Paradigm, Paradigm, Paradigm! I cannot say enough good things about it. This week has been the absolute bomb. This SEMESTER has been the absolute bomb. No busy work, fantastic friends, vivacious teachers... I think I'm in love. (I'm such a nerd. :B) Today was a random day where the administration threw us a barbecue and then cut us loose to do whatever we dang well pleased. I was rather psyched. I went upstairs into the math room to play "Signs" and the keys game with a bunch of friends and Mr. Rogers. It was some good, good times.

Also, it's Feast and Ball next week! Huzzzzzzah! For all you who don't know, Feast and Ball is the Paradigm equivalent to prom. Only cooler. A) You don't have to take anyone to be cool. My walloping group of friends and I are all going together without the awkwardness of dates. B) We get full run of the Thanksgiving Point gardens for all hours of the night. C) It's only $50 for dinner, activity, and dancing. I think that's a pretty positive point. D) You have to be wearing a modest dress or you aren't allowed in.

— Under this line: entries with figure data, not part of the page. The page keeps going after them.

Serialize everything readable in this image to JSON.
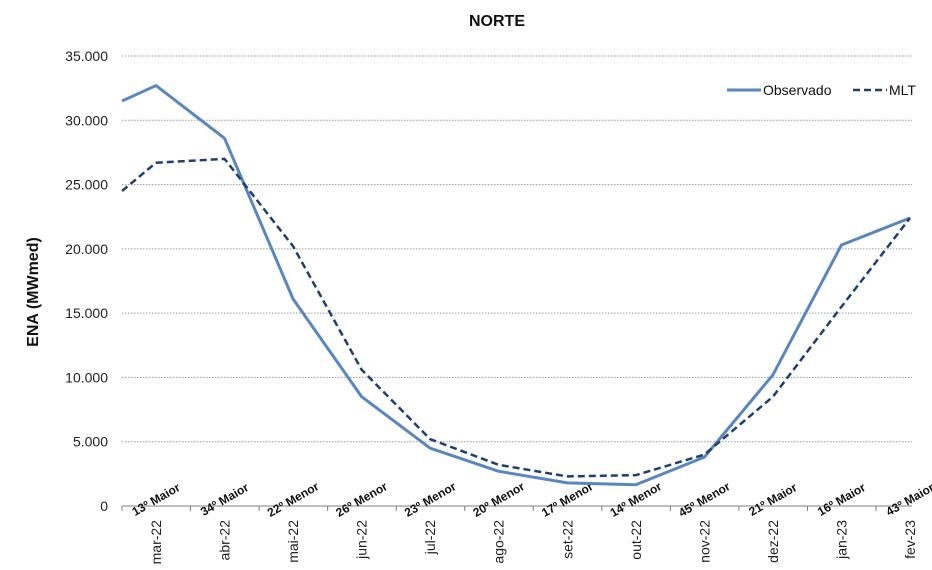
{
  "chart_data": {
    "type": "line",
    "title": "NORTE",
    "xlabel": "",
    "ylabel": "ENA (MWmed)",
    "ylim": [
      0,
      35000
    ],
    "yticks": [
      0,
      5000,
      10000,
      15000,
      20000,
      25000,
      30000,
      35000
    ],
    "ytick_labels": [
      "0",
      "5.000",
      "10.000",
      "15.000",
      "20.000",
      "25.000",
      "30.000",
      "35.000"
    ],
    "categories": [
      "mar-22",
      "abr-22",
      "mai-22",
      "jun-22",
      "jul-22",
      "ago-22",
      "set-22",
      "out-22",
      "nov-22",
      "dez-22",
      "jan-23",
      "fev-23"
    ],
    "rank_labels": [
      "13º Maior",
      "34º Maior",
      "22º Menor",
      "26º Menor",
      "23º Menor",
      "20º Menor",
      "17º Menor",
      "14º Menor",
      "45º Menor",
      "21º Maior",
      "16º Maior",
      "43º Maior"
    ],
    "series": [
      {
        "name": "Observado",
        "style": "solid",
        "color": "#5a86c0",
        "values": [
          32700,
          28600,
          16100,
          8500,
          4500,
          2700,
          1800,
          1650,
          3800,
          10200,
          20300,
          22400
        ]
      },
      {
        "name": "MLT",
        "style": "dashed",
        "color": "#1f3f73",
        "values": [
          26700,
          27000,
          20200,
          10600,
          5200,
          3200,
          2300,
          2400,
          4000,
          8500,
          15500,
          22400
        ]
      }
    ],
    "left_edge_values": {
      "Observado": 31500,
      "MLT": 24500
    },
    "grid": "horizontal",
    "legend": "top-right"
  }
}
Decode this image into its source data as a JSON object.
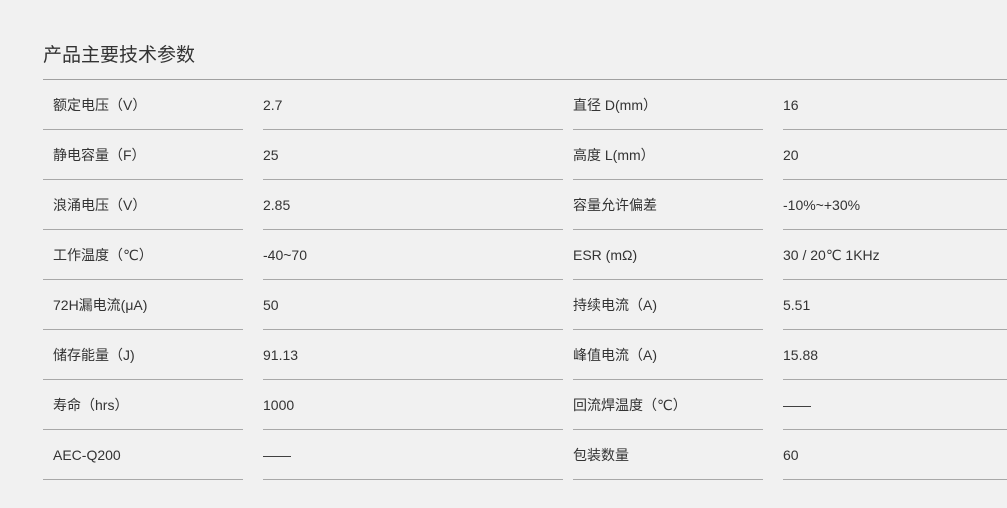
{
  "title": "产品主要技术参数",
  "rows": [
    {
      "label1": "额定电压（V）",
      "value1": "2.7",
      "label2": "直径 D(mm）",
      "value2": "16"
    },
    {
      "label1": "静电容量（F）",
      "value1": "25",
      "label2": "高度 L(mm）",
      "value2": "20"
    },
    {
      "label1": "浪涌电压（V）",
      "value1": "2.85",
      "label2": "容量允许偏差",
      "value2": "-10%~+30%"
    },
    {
      "label1": "工作温度（℃）",
      "value1": "-40~70",
      "label2": "ESR (mΩ)",
      "value2": "30 / 20℃ 1KHz"
    },
    {
      "label1": "72H漏电流(μA)",
      "value1": "50",
      "label2": "持续电流（A)",
      "value2": "5.51"
    },
    {
      "label1": "储存能量（J)",
      "value1": "91.13",
      "label2": "峰值电流（A)",
      "value2": "15.88"
    },
    {
      "label1": "寿命（hrs）",
      "value1": "1000",
      "label2": "回流焊温度（℃）",
      "value2": "——"
    },
    {
      "label1": "AEC-Q200",
      "value1": "——",
      "label2": "包装数量",
      "value2": "60"
    }
  ]
}
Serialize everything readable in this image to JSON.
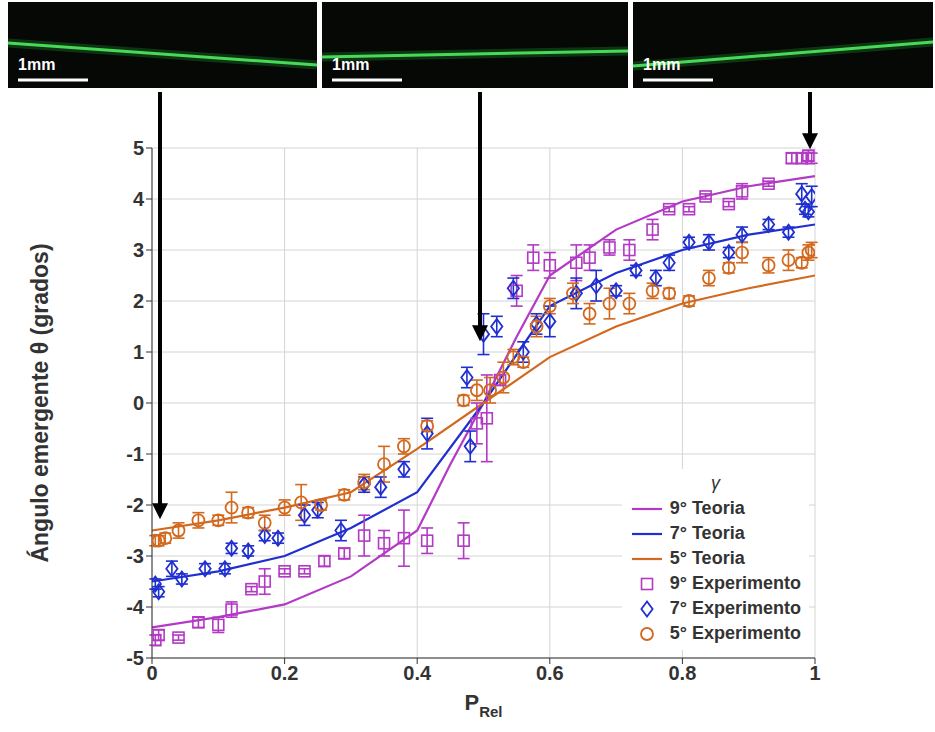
{
  "chart_data": {
    "type": "scatter",
    "ylabel": "Ángulo emergente θ (grados)",
    "xlabel": {
      "text": "P",
      "subscript": "Rel"
    },
    "legend_title": "γ",
    "legend": "lower right",
    "grid": true,
    "xlim": [
      0,
      1
    ],
    "xticks": [
      0,
      0.2,
      0.4,
      0.6,
      0.8,
      1
    ],
    "ylim": [
      -5,
      5
    ],
    "yticks": [
      -5,
      -4,
      -3,
      -2,
      -1,
      0,
      1,
      2,
      3,
      4,
      5
    ],
    "annotations": [
      "1mm",
      "1mm",
      "1mm"
    ],
    "series": [
      {
        "name": "9° Teoria",
        "type": "line",
        "line_style": "solid",
        "color": "#b23ac4",
        "x": [
          0,
          0.1,
          0.2,
          0.3,
          0.4,
          0.45,
          0.5,
          0.55,
          0.6,
          0.7,
          0.8,
          0.9,
          1.0
        ],
        "values": [
          -4.4,
          -4.2,
          -3.95,
          -3.4,
          -2.5,
          -1.2,
          0,
          1.3,
          2.5,
          3.4,
          3.95,
          4.25,
          4.45
        ]
      },
      {
        "name": "7° Teoria",
        "type": "line",
        "line_style": "solid",
        "color": "#1f2fd0",
        "x": [
          0,
          0.1,
          0.2,
          0.3,
          0.4,
          0.5,
          0.6,
          0.7,
          0.8,
          0.9,
          1.0
        ],
        "values": [
          -3.5,
          -3.3,
          -3.0,
          -2.45,
          -1.75,
          0,
          1.9,
          2.55,
          3.0,
          3.3,
          3.5
        ]
      },
      {
        "name": "5° Teoria",
        "type": "line",
        "line_style": "solid",
        "color": "#d2691e",
        "x": [
          0,
          0.1,
          0.2,
          0.3,
          0.4,
          0.5,
          0.6,
          0.7,
          0.8,
          0.9,
          1.0
        ],
        "values": [
          -2.5,
          -2.3,
          -2.05,
          -1.75,
          -0.9,
          0,
          0.9,
          1.5,
          1.95,
          2.25,
          2.5
        ]
      },
      {
        "name": "9° Experimento",
        "type": "scatter",
        "marker": "square",
        "color": "#b23ac4",
        "x": [
          0.005,
          0.01,
          0.04,
          0.07,
          0.1,
          0.12,
          0.15,
          0.17,
          0.2,
          0.23,
          0.26,
          0.29,
          0.32,
          0.35,
          0.38,
          0.415,
          0.47,
          0.49,
          0.505,
          0.525,
          0.55,
          0.575,
          0.6,
          0.64,
          0.66,
          0.69,
          0.72,
          0.755,
          0.78,
          0.81,
          0.835,
          0.87,
          0.89,
          0.93,
          0.965,
          0.98,
          0.99,
          0.995
        ],
        "values": [
          -4.65,
          -4.55,
          -4.6,
          -4.3,
          -4.35,
          -4.05,
          -3.65,
          -3.5,
          -3.3,
          -3.3,
          -3.1,
          -2.95,
          -2.6,
          -2.75,
          -2.65,
          -2.7,
          -2.7,
          -0.4,
          -0.3,
          0.45,
          2.2,
          2.85,
          2.7,
          2.75,
          2.85,
          3.05,
          3.0,
          3.4,
          3.8,
          3.8,
          4.05,
          3.9,
          4.15,
          4.3,
          4.8,
          4.8,
          4.85,
          4.8
        ],
        "errors": [
          0.1,
          0.1,
          0.05,
          0.1,
          0.15,
          0.15,
          0.05,
          0.25,
          0.05,
          0.05,
          0.1,
          0.1,
          0.4,
          0.25,
          0.55,
          0.25,
          0.35,
          0.4,
          0.85,
          0.1,
          0.3,
          0.25,
          0.25,
          0.35,
          0.25,
          0.15,
          0.2,
          0.2,
          0.05,
          0.05,
          0.05,
          0.05,
          0.15,
          0.05,
          0.1,
          0.1,
          0.1,
          0.1
        ]
      },
      {
        "name": "7° Experimento",
        "type": "scatter",
        "marker": "diamond",
        "color": "#1f2fd0",
        "x": [
          0.005,
          0.01,
          0.03,
          0.045,
          0.08,
          0.11,
          0.12,
          0.145,
          0.17,
          0.19,
          0.23,
          0.25,
          0.285,
          0.32,
          0.345,
          0.38,
          0.415,
          0.475,
          0.48,
          0.5,
          0.52,
          0.545,
          0.56,
          0.58,
          0.6,
          0.64,
          0.67,
          0.7,
          0.73,
          0.76,
          0.78,
          0.81,
          0.84,
          0.87,
          0.89,
          0.93,
          0.96,
          0.98,
          0.985,
          0.99,
          0.995
        ],
        "values": [
          -3.55,
          -3.7,
          -3.25,
          -3.45,
          -3.25,
          -3.25,
          -2.85,
          -2.9,
          -2.6,
          -2.65,
          -2.2,
          -2.1,
          -2.5,
          -1.6,
          -1.65,
          -1.3,
          -0.6,
          0.5,
          -0.85,
          1.35,
          1.5,
          2.25,
          1.0,
          1.55,
          1.6,
          2.15,
          2.3,
          2.2,
          2.6,
          2.45,
          2.75,
          3.15,
          3.15,
          2.95,
          3.3,
          3.5,
          3.35,
          4.1,
          3.8,
          3.75,
          4.05
        ],
        "errors": [
          0.1,
          0.1,
          0.15,
          0.1,
          0.1,
          0.1,
          0.1,
          0.1,
          0.1,
          0.1,
          0.2,
          0.15,
          0.2,
          0.15,
          0.2,
          0.15,
          0.3,
          0.2,
          0.3,
          0.4,
          0.2,
          0.2,
          0.2,
          0.2,
          0.3,
          0.3,
          0.3,
          0.1,
          0.1,
          0.15,
          0.15,
          0.1,
          0.15,
          0.1,
          0.15,
          0.1,
          0.1,
          0.2,
          0.1,
          0.1,
          0.2
        ]
      },
      {
        "name": "5° Experimento",
        "type": "scatter",
        "marker": "circle",
        "color": "#d2691e",
        "x": [
          0.005,
          0.01,
          0.02,
          0.04,
          0.07,
          0.1,
          0.12,
          0.145,
          0.17,
          0.2,
          0.225,
          0.255,
          0.29,
          0.32,
          0.35,
          0.38,
          0.415,
          0.47,
          0.49,
          0.51,
          0.53,
          0.545,
          0.56,
          0.58,
          0.6,
          0.635,
          0.66,
          0.69,
          0.72,
          0.755,
          0.78,
          0.81,
          0.84,
          0.87,
          0.89,
          0.93,
          0.96,
          0.98,
          0.99,
          0.995
        ],
        "values": [
          -2.7,
          -2.7,
          -2.65,
          -2.5,
          -2.3,
          -2.3,
          -2.05,
          -2.15,
          -2.35,
          -2.05,
          -1.95,
          -2.0,
          -1.8,
          -1.55,
          -1.2,
          -0.85,
          -0.45,
          0.05,
          0.25,
          0.25,
          0.5,
          0.9,
          0.8,
          1.5,
          1.9,
          2.15,
          1.75,
          1.95,
          1.95,
          2.2,
          2.15,
          2.0,
          2.45,
          2.65,
          2.95,
          2.7,
          2.8,
          2.75,
          2.95,
          3.0
        ],
        "errors": [
          0.1,
          0.1,
          0.1,
          0.15,
          0.15,
          0.1,
          0.3,
          0.1,
          0.15,
          0.15,
          0.35,
          0.1,
          0.1,
          0.15,
          0.35,
          0.15,
          0.1,
          0.1,
          0.2,
          0.25,
          0.3,
          0.15,
          0.1,
          0.2,
          0.15,
          0.2,
          0.2,
          0.3,
          0.2,
          0.15,
          0.1,
          0.1,
          0.15,
          0.1,
          0.2,
          0.15,
          0.2,
          0.1,
          0.15,
          0.15
        ]
      }
    ]
  }
}
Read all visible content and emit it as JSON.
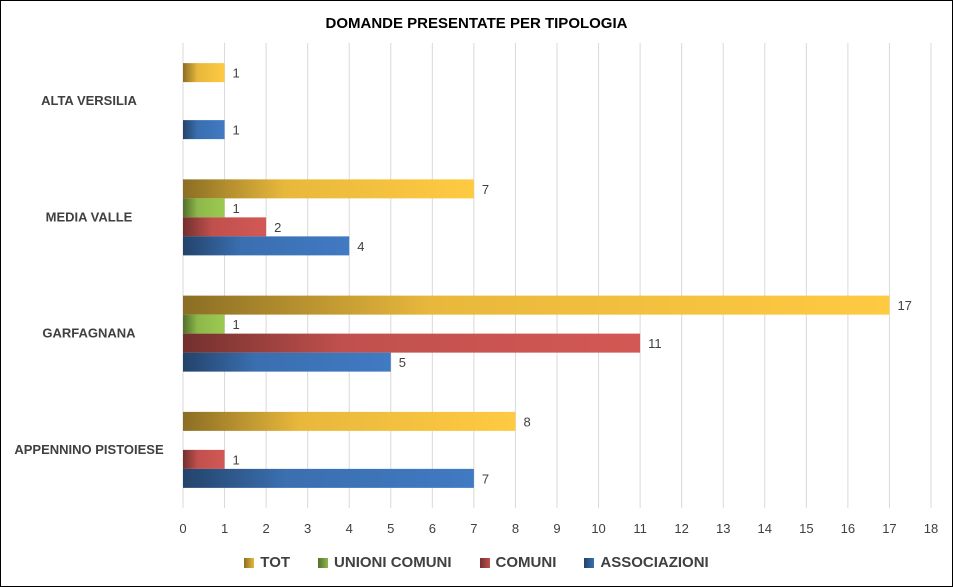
{
  "chart_data": {
    "type": "bar",
    "orientation": "horizontal",
    "title": "DOMANDE PRESENTATE PER TIPOLOGIA",
    "categories": [
      "ALTA VERSILIA",
      "MEDIA VALLE",
      "GARFAGNANA",
      "APPENNINO PISTOIESE"
    ],
    "series": [
      {
        "name": "TOT",
        "color": "#E8B83C",
        "values": [
          1,
          7,
          17,
          8
        ]
      },
      {
        "name": "UNIONI COMUNI",
        "color": "#8DB84A",
        "values": [
          null,
          1,
          1,
          null
        ]
      },
      {
        "name": "COMUNI",
        "color": "#C0504D",
        "values": [
          null,
          2,
          11,
          1
        ]
      },
      {
        "name": "ASSOCIAZIONI",
        "color": "#3A6FB0",
        "values": [
          1,
          4,
          5,
          7
        ]
      }
    ],
    "xlim": [
      0,
      18
    ],
    "x_ticks": [
      "0",
      "1",
      "2",
      "3",
      "4",
      "5",
      "6",
      "7",
      "8",
      "9",
      "10",
      "11",
      "12",
      "13",
      "14",
      "15",
      "16",
      "17",
      "18"
    ],
    "grid": true,
    "legend_position": "bottom"
  }
}
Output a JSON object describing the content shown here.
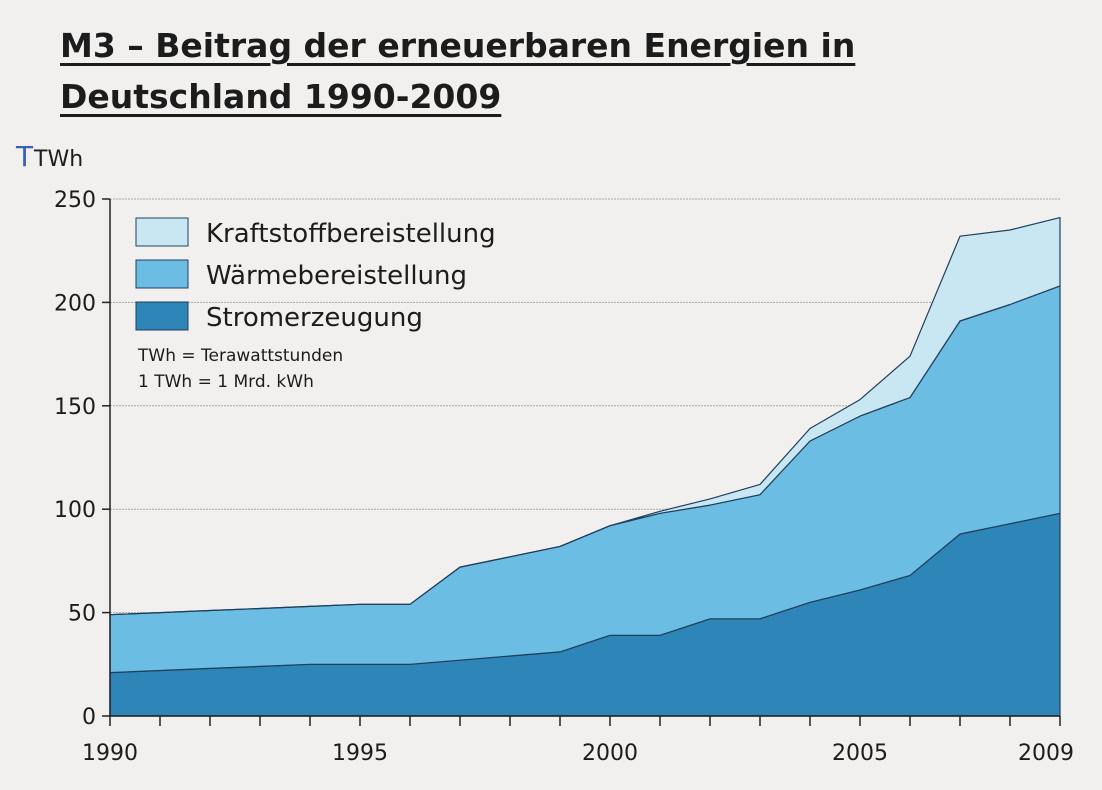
{
  "title": {
    "line1": "M3 – Beitrag der erneuerbaren Energien in",
    "line2": "Deutschland 1990-2009"
  },
  "chart_data": {
    "type": "area",
    "stacked": true,
    "ylabel": "TWh",
    "ylabel_prefix_handwritten": "T",
    "ylim": [
      0,
      250
    ],
    "yticks": [
      0,
      50,
      100,
      150,
      200,
      250
    ],
    "xlim": [
      1990,
      2009
    ],
    "xtick_labels": [
      1990,
      1995,
      2000,
      2005,
      2009
    ],
    "x": [
      1990,
      1991,
      1992,
      1993,
      1994,
      1995,
      1996,
      1997,
      1998,
      1999,
      2000,
      2001,
      2002,
      2003,
      2004,
      2005,
      2006,
      2007,
      2008,
      2009
    ],
    "series": [
      {
        "name": "Stromerzeugung",
        "color": "#2d86b7",
        "values": [
          21,
          22,
          23,
          24,
          25,
          25,
          25,
          27,
          29,
          31,
          39,
          39,
          47,
          47,
          55,
          61,
          68,
          88,
          93,
          98
        ]
      },
      {
        "name": "Wärmebereistellung",
        "color": "#6cbde3",
        "values": [
          28,
          28,
          28,
          28,
          28,
          29,
          29,
          45,
          48,
          51,
          53,
          59,
          55,
          60,
          78,
          84,
          86,
          103,
          106,
          110
        ]
      },
      {
        "name": "Kraftstoffbereistellung",
        "color": "#c9e6f3",
        "values": [
          0,
          0,
          0,
          0,
          0,
          0,
          0,
          0,
          0,
          0,
          0,
          1,
          3,
          5,
          6,
          8,
          20,
          41,
          36,
          33
        ]
      }
    ],
    "legend": {
      "position": "top-left",
      "entries": [
        "Kraftstoffbereistellung",
        "Wärmebereistellung",
        "Stromerzeugung"
      ]
    },
    "notes": [
      "TWh = Terawattstunden",
      "1 TWh = 1 Mrd. kWh"
    ],
    "grid": "horizontal"
  }
}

And E) I am making (my mum is, actually) a Jane Austen style dress and will not be persecuted for wearing it. My friends think it's super cool, especially since it's going to be made out of WalMart curtains. It's pretty, reasonably priced, and very Austenesque. I will post a picture of it (along with my crazy F & B group) later.

Ah, yes. Sabrina. I don't know how many of you actually watch that show, but it's hilarious. Smarty-pants aunt, laid-back-teenageish aunt, sarcastic talking cat, funny protagonist, evil cheerleader nemesis. It's got everything!